TeNet: Text-To-Network for Compact Policy Synthesis
Ariyan Bighashdel, Kevin Sebastian Luck
AI summary
Problem
Current language-conditioned robotic controllers are either too large and slow for real-time deployment or require demonstration prompts at inference. This creates a gap between expressive language interfaces and efficient, deployable low-level control.
Approach
TeNet conditions a hypernetwork on pretrained text embeddings to instantly generate the parameters of a task-specific policy, optionally aligning text with trajectory data during training to improve generalization.
Key results
- Achieves strong performance on MuJoCo and Meta-World benchmarks
- Generates policies with ~40K parameters, orders of magnitude smaller than baselines
- Enables high-frequency control (>9 kHz) without requiring demonstrations at inference
- Language-grounded training improves generalization to unseen tasks
Why it matters
Provides a practical, deployable framework for real-time robot control that bridges expressive natural language interfaces with efficient low-level execution.
Abstract
Robots that follow natural-language instructions typically rely on either high-level planners with hand-designed interfaces or large end-to-end models that are difficult to deploy for real-time control. We propose TeNet (Text-to-Network), a framework that instantiates compact, task-specific policies directly from natural language. TeNet conditions a hypernet- work on embeddings from a pretrained language model to generate a fully executable policy, which operates solely on low- dimensional state inputs at high control frequencies. By using language only once at policy instantiation, TeNet combines the expressiveness of large language models with efficient execution.

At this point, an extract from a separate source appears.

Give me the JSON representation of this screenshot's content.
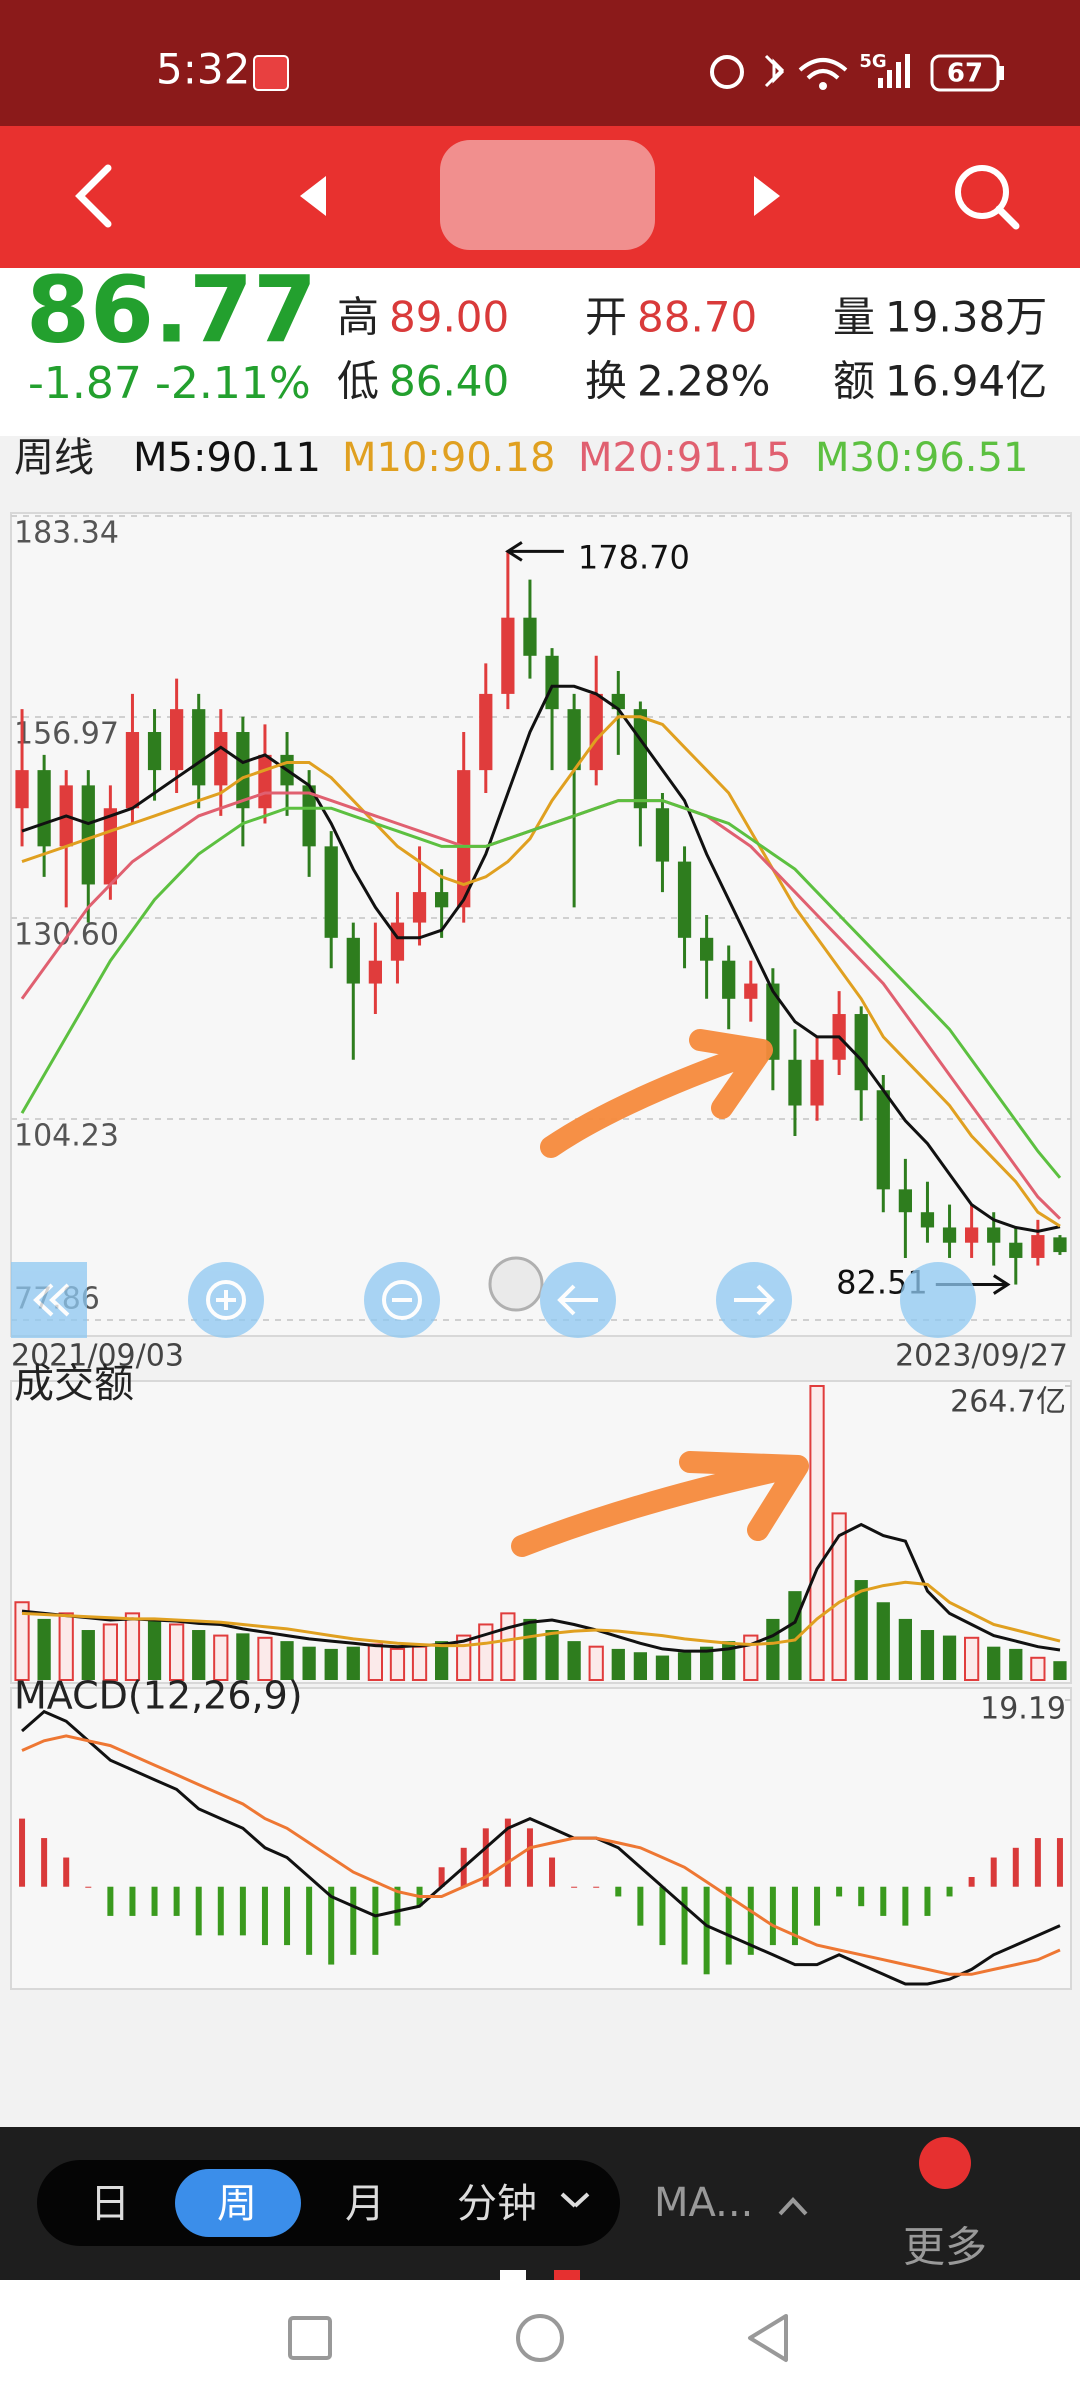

To improve generalization, we optionally ground language in behavior during training, without requiring demonstrations at inference. Experiments on MuJoCo and Meta-World show that TeNet produces policies that are orders of magnitude smaller than sequence-based baselines, while achieving strong performance in both multi-task and meta-learning settings and enabling high-frequency control. These results demonstrate that text-conditioned hypernetworks provide a practical approach for compact, language-driven robot control.